In my experience, R is really fast since I t was designed to store data in columnar format which we now all know is best for data analysis. So, in most cases, scaling up computation is quite easy. To scale out, you can use Apache Spark with R, the interface I’ve worked on, sparklyr is quite easy to use and allows you to scale out computation. Just to give you an example of what’s possible, I was playing around yesterday with a ray tracing prototype someone is building and scaled it out in Spark, see https://twitter.com/javierluraschi/status/112055769372135424... — it’s a misconception that R is slow or can’t scale.
You can plug any compute kernel you want into spark, that's not a pro or con of R.

Column stores are standard in any analytics pipeline today. They make up Python's Pandas, R's dplyr, and Java's DataFrame.

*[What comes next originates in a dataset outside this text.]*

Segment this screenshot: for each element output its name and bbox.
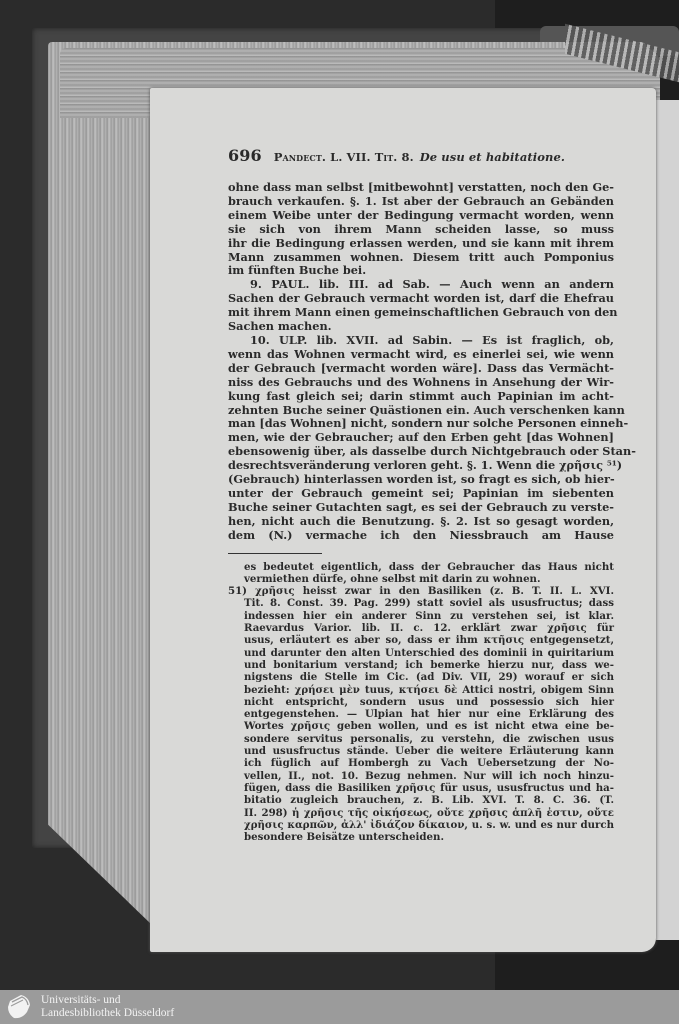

How or why does R stand out for 'massive amounts of data'?

R does not have have meaningful out of core compute offerings that compare with something like Dask.

R does not at all have cluster compute offerings that compare to Dask Distributed.

If you want to know what real performance looks like, check out Python's cudf which will shortly fully match the Pandas api. That raytracing example you linked would run at interactive rates with cudf, I really don't see any basis for perf arguments in R's favour, and 'massive data' arguments are laughable here.

Whatever advantages R has, perf or scalability are definitely not amongst them.

You are arguing for Python and speed in the same breath? If you want portable speed, you better "warm up a chair" and master Fortran.

Bonus: modern Fortran is a joy to develop in, far more fun than Python. And you get to compile to machine code, either for a processor or a GPU.

> That raytracing example you linked would run at interactive rates with cudf, I really don't see any basis for perf arguments in R's favour, and 'massive data' arguments are laughable here.

I don't see how the "GPU DataFrames" provided in cuDF would enhance a raytracer in any way.

Is there anything comparable to tidyverse and ggplot2 in python? If so I will switch immediately.
To answer your question:

ggplot2 : plotnine is quite good ggplot2 clone based on matplotlib. I feel like ggplot2 is a bit better and more complete, but if you want to do something that isn't supported it's harder for me to hack than matplotlib.

Tidyverse: To me, ggplot2 is the only essential part of the tidyverse. Lubridate is also good. Most others seem like semantics and syntax sugar. I prefer data.table, which is similar to Pandas. DT is super fast but imho Pandas has a more intuitive and consistent API (and if you want a speed up for large N then dask might work).

I use both R and Python on a regular basis. I choose Python for lower-level stuff, automation, parallelism / concurrency, and R for bespoke statistics. I use both for everyday statistics and plotting, but I feel that R has light advantages. I feel like if you're comfortable switching languages there are good reasons to use both. It's also important for me because I work with different teams that have different practices and preferences.

I don't know if it is still a thing, but if you are working with SAP HANA (in-memory database) there is a good chance you would like to learn R as they integrated it into their database.
Related: tidyverse's dbplyr let's you write tidyverse code querying almost any remote database - leveraging the DBs computation while writing code (almost) as you would for a local data frame. In my old job I got to a point where I would barely ever need to write sql anymore because of this. https://cran.r-project.org/web/packages/dbplyr/vignettes/dbp...
Vertica did as well.
All those general things you can do in R as well. Maybe not as well developed and widely used as the Python counterparts but definitily there.